Photo of the aftermath of the Chevron refinery fire and explosion in Richmond, Calif., August 2012.
Credit: CSB
A Chevron refinery accident in 2012 sent 15,000 resident to hospitals and led to a state examination of safety regulations.

A state panel is calling for a major overhaul of California refinery regulations in the wake of a 2012 explosion and fire at Chevron’s refinery in Richmond, Calif. The incident prompted thousands of nearby residents to seek medical treatment.

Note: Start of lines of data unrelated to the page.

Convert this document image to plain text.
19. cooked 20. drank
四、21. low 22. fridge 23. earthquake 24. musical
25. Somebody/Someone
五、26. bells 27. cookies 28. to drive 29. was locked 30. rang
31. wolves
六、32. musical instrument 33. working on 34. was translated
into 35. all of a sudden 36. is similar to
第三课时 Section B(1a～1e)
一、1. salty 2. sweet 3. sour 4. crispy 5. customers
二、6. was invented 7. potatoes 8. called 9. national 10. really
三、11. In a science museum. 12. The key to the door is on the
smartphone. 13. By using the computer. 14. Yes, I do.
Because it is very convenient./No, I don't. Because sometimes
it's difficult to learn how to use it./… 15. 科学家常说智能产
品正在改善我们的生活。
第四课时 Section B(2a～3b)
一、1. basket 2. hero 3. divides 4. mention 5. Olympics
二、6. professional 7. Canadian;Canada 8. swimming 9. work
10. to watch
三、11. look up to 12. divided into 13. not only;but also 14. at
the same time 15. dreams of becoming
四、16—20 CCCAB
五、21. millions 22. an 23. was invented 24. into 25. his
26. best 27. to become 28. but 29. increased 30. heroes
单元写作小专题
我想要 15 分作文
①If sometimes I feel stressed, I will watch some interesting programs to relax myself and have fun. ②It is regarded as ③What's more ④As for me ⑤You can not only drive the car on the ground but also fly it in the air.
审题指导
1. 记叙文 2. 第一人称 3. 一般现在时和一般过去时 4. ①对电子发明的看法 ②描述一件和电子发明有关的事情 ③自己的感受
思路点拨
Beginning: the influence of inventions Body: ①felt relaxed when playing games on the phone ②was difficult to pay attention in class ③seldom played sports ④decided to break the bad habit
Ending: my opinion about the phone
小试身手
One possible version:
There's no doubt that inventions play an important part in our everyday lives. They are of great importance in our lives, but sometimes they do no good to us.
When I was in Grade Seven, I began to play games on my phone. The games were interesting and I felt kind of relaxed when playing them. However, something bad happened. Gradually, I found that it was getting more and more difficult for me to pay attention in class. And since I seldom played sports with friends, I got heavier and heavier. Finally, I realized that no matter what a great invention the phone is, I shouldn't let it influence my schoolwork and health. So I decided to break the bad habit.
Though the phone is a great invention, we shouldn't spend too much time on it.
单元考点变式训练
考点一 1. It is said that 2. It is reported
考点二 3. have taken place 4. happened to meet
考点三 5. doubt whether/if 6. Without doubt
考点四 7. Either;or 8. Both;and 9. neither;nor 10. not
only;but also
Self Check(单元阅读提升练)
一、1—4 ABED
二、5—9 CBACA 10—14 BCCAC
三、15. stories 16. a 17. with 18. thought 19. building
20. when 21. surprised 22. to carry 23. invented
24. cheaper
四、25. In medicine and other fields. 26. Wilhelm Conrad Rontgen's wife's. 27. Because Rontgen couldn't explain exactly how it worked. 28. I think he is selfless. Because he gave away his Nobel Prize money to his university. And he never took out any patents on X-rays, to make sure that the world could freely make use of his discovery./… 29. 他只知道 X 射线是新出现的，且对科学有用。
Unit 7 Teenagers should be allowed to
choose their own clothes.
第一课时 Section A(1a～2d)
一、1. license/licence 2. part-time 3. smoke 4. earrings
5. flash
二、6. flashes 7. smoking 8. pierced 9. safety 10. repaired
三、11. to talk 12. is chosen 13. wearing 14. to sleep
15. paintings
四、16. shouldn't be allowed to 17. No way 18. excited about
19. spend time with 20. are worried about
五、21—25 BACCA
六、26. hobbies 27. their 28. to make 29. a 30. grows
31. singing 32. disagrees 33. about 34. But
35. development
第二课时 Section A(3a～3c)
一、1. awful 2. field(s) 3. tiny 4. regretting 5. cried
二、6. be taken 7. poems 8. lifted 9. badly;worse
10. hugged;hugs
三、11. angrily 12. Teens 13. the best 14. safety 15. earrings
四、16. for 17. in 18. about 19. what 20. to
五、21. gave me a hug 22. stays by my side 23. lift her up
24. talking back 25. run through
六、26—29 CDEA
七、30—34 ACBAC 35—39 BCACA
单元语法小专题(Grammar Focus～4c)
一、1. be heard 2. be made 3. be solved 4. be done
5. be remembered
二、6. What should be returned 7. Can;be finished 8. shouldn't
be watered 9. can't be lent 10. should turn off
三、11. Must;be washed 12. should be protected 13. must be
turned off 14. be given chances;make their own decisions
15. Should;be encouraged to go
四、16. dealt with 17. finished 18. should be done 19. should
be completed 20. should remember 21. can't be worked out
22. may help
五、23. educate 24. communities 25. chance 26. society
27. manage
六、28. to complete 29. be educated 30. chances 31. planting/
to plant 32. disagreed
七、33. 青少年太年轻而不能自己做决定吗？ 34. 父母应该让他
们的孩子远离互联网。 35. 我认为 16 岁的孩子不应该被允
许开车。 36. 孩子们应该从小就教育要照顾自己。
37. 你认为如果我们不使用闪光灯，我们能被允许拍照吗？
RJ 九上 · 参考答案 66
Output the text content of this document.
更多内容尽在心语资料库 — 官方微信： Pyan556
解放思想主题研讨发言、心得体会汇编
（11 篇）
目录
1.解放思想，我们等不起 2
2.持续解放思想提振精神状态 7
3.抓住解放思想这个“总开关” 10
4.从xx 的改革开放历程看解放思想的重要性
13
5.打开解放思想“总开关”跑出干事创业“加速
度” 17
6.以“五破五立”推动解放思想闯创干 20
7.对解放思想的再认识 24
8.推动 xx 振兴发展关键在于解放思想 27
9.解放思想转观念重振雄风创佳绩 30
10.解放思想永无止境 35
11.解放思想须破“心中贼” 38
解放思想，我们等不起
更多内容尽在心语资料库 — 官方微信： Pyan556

After an 18-month review, the Interagency Working Group on Refinery Safety is recommending improvements in emergency response, accident prevention and investigations, and workplace safety. California Gov. Jerry Brown (D) created the panel, which consists of representatives from 13 key state agencies, shortly after the 2012 accident. The group aims to improve worker and community safety through better oversight of the state’s 15 major petrochemical refineries.

The panel’s recommendations appear to respond to the immediate cause of the Chevron accident—a ruptured, badly corroded pipe that the company knew about for a decade but did not replace. The explosion and resulting fire burned for hours and sent some 15,000 Richmond residents to hospitals.

The working group urges refineries to implement inherently safer systems, as well as to conduct periodic assessments of their safety culture. Likewise, the U.S. Chemical Safety & Hazard Investigation Board’s report on the Chevron incident also underscored that inherently safer approaches would have at a minimum required replacement of the corroded pipe.

But inherently safer system requirements have long been a bugaboo for industry and earned the ire of U.S. industry associations. In a Jan. 23 letter to President Barack Obama, 13 business groups, including the American Petroleum Institute and the American Chemistry Council, said they strongly oppose mandates “to assess or implement so-called inherently safer technologies.”

They were responding to proposals under consideration by an accident-related working group appointed by Obama that is also seeking to improve chemical plant safety. Another industrial disaster, which occurred at West, Texas, in April 2013, triggered the creation of the federal working group.

California’s next step will be putting the recommendations into effect. Brown has created a task force made up of representatives from state and local enforcement offices and the U.S. Environmental Protection Agency to oversee implementation.